Reanimating the “death panel” provision of Obamacare framed Steyn’s discussion of the monstrous growth of bureaucracy, and the onerous rules pertaining to every facet of our lives. Kathleen Sebelius, he said, “didn’t consult anyone” when she put the provision for end of life counseling back into Obamacare after it had been stripped out. With hundreds of references in the law handing her the power to make rules, “..the Secretary may and shall determine pretty much anything she wants, plucked at random from the Obamacare law.” Steyn said. Bureaucratic rule making is supplanting the people’s law making process in the legislature.
“It starts with the money, it always does.” Using examples like The Cowboy Poetry Festival, The Great lakes Restoration Initiative, and NPR, Steyn mocked the spending impulses of the government, with the attendant debt burden, and warned, “America is sending a consistent and very dangerous message to the world;... its governing mechanisms and political culture do not allow for meaningful course correction. And without meaningful course correction, America is doomed.”
Fiscal conservatives often don’t understand that easy credit and irresponsible debt burdens are not just accounting issues, said Steyn, “There’s nothing virtuous about caring, compassionate progressives demonstrating how caring and compassionate they are by spending money yet to be earned by generations yet to be born.” It’s a moral issue revolving around the relationship of trust and responsibility.
Steyn notes that the effect of shoveling money at people without burdening them with responsibility for their actions yields a culture devoid of self-reliance and liberty. He insisted that the issues of fiscal conservatism and morality cannot be separated, “Entire new categories of crime have arisen in the wake of familial collapse. Millions and millions of American children are raised in transient households and moral vacuums that make just not social mobility, but even elemental character formation all but impossible.”
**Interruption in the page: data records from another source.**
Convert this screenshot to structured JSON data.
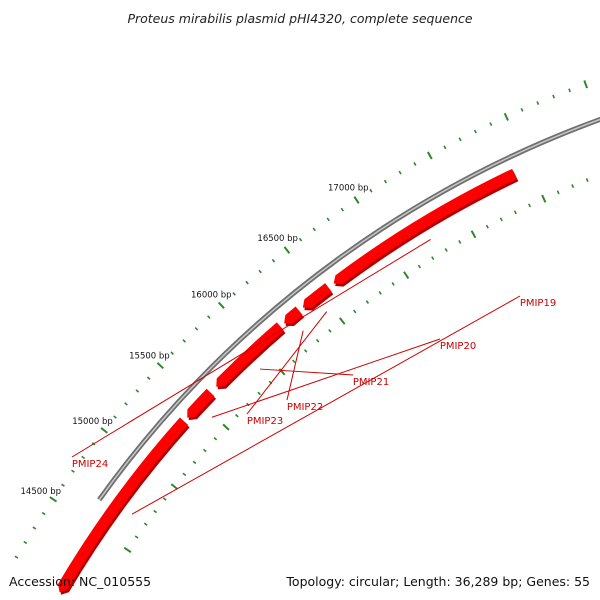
{
  "title": "Proteus mirabilis plasmid pHI4320, complete sequence",
  "footer": {
    "accession": "Accession: NC_010555",
    "summary": "Topology: circular; Length: 36,289 bp; Genes: 55"
  },
  "plasmid": {
    "topology": "circular",
    "length_bp": 36289,
    "gene_count": 55
  },
  "ticks": [
    {
      "position_bp": 14500,
      "label": "14500 bp"
    },
    {
      "position_bp": 15000,
      "label": "15000 bp"
    },
    {
      "position_bp": 15500,
      "label": "15500 bp"
    },
    {
      "position_bp": 16000,
      "label": "16000 bp"
    },
    {
      "position_bp": 16500,
      "label": "16500 bp"
    },
    {
      "position_bp": 17000,
      "label": "17000 bp"
    }
  ],
  "genes": [
    {
      "name": "PMIP19",
      "start_bp": 14050,
      "end_bp": 15350,
      "strand": "-"
    },
    {
      "name": "PMIP20",
      "start_bp": 15380,
      "end_bp": 15590,
      "strand": "-"
    },
    {
      "name": "PMIP21",
      "start_bp": 15640,
      "end_bp": 16180,
      "strand": "-"
    },
    {
      "name": "PMIP22",
      "start_bp": 16210,
      "end_bp": 16330,
      "strand": "-"
    },
    {
      "name": "PMIP23",
      "start_bp": 16360,
      "end_bp": 16560,
      "strand": "-"
    },
    {
      "name": "PMIP24",
      "start_bp": 16600,
      "end_bp": 17900,
      "strand": "-"
    }
  ],
  "colors": {
    "backbone": "#8a8a8a",
    "gene": "#ff0000",
    "gene_shadow": "#b00000",
    "tick": "#2a8a2a",
    "label": "#cc0000"
  }
}
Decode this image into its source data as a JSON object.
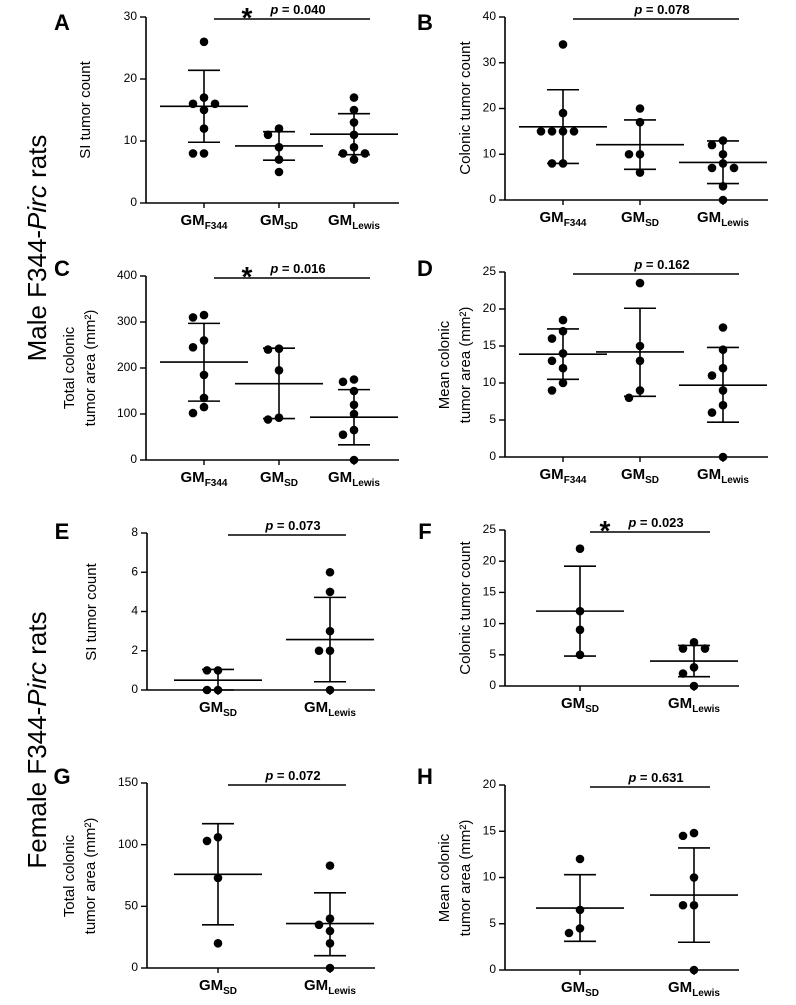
{
  "row_labels": [
    {
      "prefix": "Male F344-",
      "italic": "Pirc",
      "suffix": " rats"
    },
    {
      "prefix": "Female F344-",
      "italic": "Pirc",
      "suffix": " rats"
    }
  ],
  "chart_data": [
    {
      "panel": "A",
      "type": "scatter",
      "ylabel": [
        "SI tumor count"
      ],
      "ylim": [
        0,
        30
      ],
      "yticks": [
        0,
        10,
        20,
        30
      ],
      "categories": [
        {
          "base": "GM",
          "sub": "F344"
        },
        {
          "base": "GM",
          "sub": "SD"
        },
        {
          "base": "GM",
          "sub": "Lewis"
        }
      ],
      "groups": [
        {
          "points": [
            26,
            17,
            16,
            16,
            15,
            12,
            8,
            8
          ],
          "mean": 15.6,
          "sd_low": 9.8,
          "sd_high": 21.4
        },
        {
          "points": [
            12,
            11,
            9,
            7,
            5
          ],
          "mean": 9.2,
          "sd_low": 6.9,
          "sd_high": 11.5
        },
        {
          "points": [
            17,
            15,
            13,
            11,
            9,
            8,
            8,
            7
          ],
          "mean": 11.1,
          "sd_low": 7.8,
          "sd_high": 14.4
        }
      ],
      "significance": {
        "star": "*",
        "prefix": "p",
        "text": " = 0.040",
        "from": 0,
        "to": 2
      }
    },
    {
      "panel": "B",
      "type": "scatter",
      "ylabel": [
        "Colonic tumor count"
      ],
      "ylim": [
        0,
        40
      ],
      "yticks": [
        0,
        10,
        20,
        30,
        40
      ],
      "categories": [
        {
          "base": "GM",
          "sub": "F344"
        },
        {
          "base": "GM",
          "sub": "SD"
        },
        {
          "base": "GM",
          "sub": "Lewis"
        }
      ],
      "groups": [
        {
          "points": [
            34,
            19,
            15,
            15,
            15,
            15,
            8,
            8
          ],
          "mean": 16.0,
          "sd_low": 8.0,
          "sd_high": 24.1
        },
        {
          "points": [
            20,
            17,
            10,
            10,
            6
          ],
          "mean": 12.1,
          "sd_low": 6.7,
          "sd_high": 17.5
        },
        {
          "points": [
            13,
            12,
            10,
            8,
            7,
            7,
            3,
            0
          ],
          "mean": 8.2,
          "sd_low": 3.6,
          "sd_high": 12.9
        }
      ],
      "significance": {
        "star": "",
        "prefix": "p",
        "text": " = 0.078",
        "from": 0,
        "to": 2
      }
    },
    {
      "panel": "C",
      "type": "scatter",
      "ylabel": [
        "Total colonic",
        "tumor area (mm²)"
      ],
      "ylim": [
        0,
        400
      ],
      "yticks": [
        0,
        100,
        200,
        300,
        400
      ],
      "categories": [
        {
          "base": "GM",
          "sub": "F344"
        },
        {
          "base": "GM",
          "sub": "SD"
        },
        {
          "base": "GM",
          "sub": "Lewis"
        }
      ],
      "groups": [
        {
          "points": [
            315,
            310,
            260,
            245,
            185,
            135,
            115,
            102
          ],
          "mean": 213,
          "sd_low": 128,
          "sd_high": 297
        },
        {
          "points": [
            242,
            240,
            195,
            92,
            88
          ],
          "mean": 166,
          "sd_low": 90,
          "sd_high": 243
        },
        {
          "points": [
            175,
            170,
            150,
            120,
            100,
            65,
            55,
            0
          ],
          "mean": 93,
          "sd_low": 33,
          "sd_high": 153
        }
      ],
      "significance": {
        "star": "*",
        "prefix": "p",
        "text": " = 0.016",
        "from": 0,
        "to": 2
      }
    },
    {
      "panel": "D",
      "type": "scatter",
      "ylabel": [
        "Mean colonic",
        "tumor area (mm²)"
      ],
      "ylim": [
        0,
        25
      ],
      "yticks": [
        0,
        5,
        10,
        15,
        20,
        25
      ],
      "categories": [
        {
          "base": "GM",
          "sub": "F344"
        },
        {
          "base": "GM",
          "sub": "SD"
        },
        {
          "base": "GM",
          "sub": "Lewis"
        }
      ],
      "groups": [
        {
          "points": [
            18.5,
            17,
            16,
            14,
            13,
            12,
            10,
            9
          ],
          "mean": 13.9,
          "sd_low": 10.5,
          "sd_high": 17.3
        },
        {
          "points": [
            23.5,
            15,
            13,
            9,
            8
          ],
          "mean": 14.2,
          "sd_low": 8.2,
          "sd_high": 20.1
        },
        {
          "points": [
            17.5,
            14.5,
            12,
            11,
            9,
            7,
            6,
            0
          ],
          "mean": 9.7,
          "sd_low": 4.7,
          "sd_high": 14.8
        }
      ],
      "significance": {
        "star": "",
        "prefix": "p",
        "text": " = 0.162",
        "from": 0,
        "to": 2
      }
    },
    {
      "panel": "E",
      "type": "scatter",
      "ylabel": [
        "SI tumor count"
      ],
      "ylim": [
        0,
        8
      ],
      "yticks": [
        0,
        2,
        4,
        6,
        8
      ],
      "categories": [
        {
          "base": "GM",
          "sub": "SD"
        },
        {
          "base": "GM",
          "sub": "Lewis"
        }
      ],
      "groups": [
        {
          "points": [
            1,
            1,
            0,
            0
          ],
          "mean": 0.5,
          "sd_low": 0,
          "sd_high": 1.05
        },
        {
          "points": [
            6,
            5,
            3,
            2,
            2,
            0
          ],
          "mean": 2.57,
          "sd_low": 0.42,
          "sd_high": 4.72
        }
      ],
      "significance": {
        "star": "",
        "prefix": "p",
        "text": " = 0.073",
        "from": 0,
        "to": 1
      }
    },
    {
      "panel": "F",
      "type": "scatter",
      "ylabel": [
        "Colonic tumor count"
      ],
      "ylim": [
        0,
        25
      ],
      "yticks": [
        0,
        5,
        10,
        15,
        20,
        25
      ],
      "categories": [
        {
          "base": "GM",
          "sub": "SD"
        },
        {
          "base": "GM",
          "sub": "Lewis"
        }
      ],
      "groups": [
        {
          "points": [
            22,
            12,
            9,
            5
          ],
          "mean": 12.0,
          "sd_low": 4.8,
          "sd_high": 19.2
        },
        {
          "points": [
            7,
            6,
            6,
            3,
            2,
            0
          ],
          "mean": 4.0,
          "sd_low": 1.5,
          "sd_high": 6.5
        }
      ],
      "significance": {
        "star": "*",
        "prefix": "p",
        "text": " = 0.023",
        "from": 0,
        "to": 1
      }
    },
    {
      "panel": "G",
      "type": "scatter",
      "ylabel": [
        "Total colonic",
        "tumor area (mm²)"
      ],
      "ylim": [
        0,
        150
      ],
      "yticks": [
        0,
        50,
        100,
        150
      ],
      "categories": [
        {
          "base": "GM",
          "sub": "SD"
        },
        {
          "base": "GM",
          "sub": "Lewis"
        }
      ],
      "groups": [
        {
          "points": [
            106,
            103,
            73,
            20
          ],
          "mean": 76,
          "sd_low": 35,
          "sd_high": 117
        },
        {
          "points": [
            83,
            40,
            35,
            30,
            20,
            0
          ],
          "mean": 36,
          "sd_low": 10,
          "sd_high": 61
        }
      ],
      "significance": {
        "star": "",
        "prefix": "p",
        "text": " = 0.072",
        "from": 0,
        "to": 1
      }
    },
    {
      "panel": "H",
      "type": "scatter",
      "ylabel": [
        "Mean colonic",
        "tumor area (mm²)"
      ],
      "ylim": [
        0,
        20
      ],
      "yticks": [
        0,
        5,
        10,
        15,
        20
      ],
      "categories": [
        {
          "base": "GM",
          "sub": "SD"
        },
        {
          "base": "GM",
          "sub": "Lewis"
        }
      ],
      "groups": [
        {
          "points": [
            12,
            6.5,
            4.5,
            4
          ],
          "mean": 6.7,
          "sd_low": 3.1,
          "sd_high": 10.3
        },
        {
          "points": [
            14.8,
            14.5,
            10,
            7,
            7,
            0
          ],
          "mean": 8.1,
          "sd_low": 3.0,
          "sd_high": 13.2
        }
      ],
      "significance": {
        "star": "",
        "prefix": "p",
        "text": " = 0.631",
        "from": 0,
        "to": 1
      }
    }
  ]
}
Decline is not a foregone conclusion, he said, even when the political class and too many people have chosen it; when everyone in Europe was rioting and demanding more government money and government programs as, “insulation from the realities of life, this was the only country in the developed world where millions and millions of people took to the streets to say, ‘No! We could do just fine, if you, the government, would get out of our pockets, get out of our lives...and stay out!’ That’s the America that has a fighting chance.”
After the speech, I scampered to the reception, where Mark was entertaining a constantly rotating knot of fans. He graciously took the time to sign books, pose for photos and expand upon his earlier remarks, as well as answer all kinds of questions. Chatting with him, I’m always struck by his generous good humor and kindness toward others. Burdened with the tasks of a cultural Cassandra, he keeps us alert to the disaster we’d rather ignore. Thank you for all that, Mr. Steyn, and I’ll see you next year.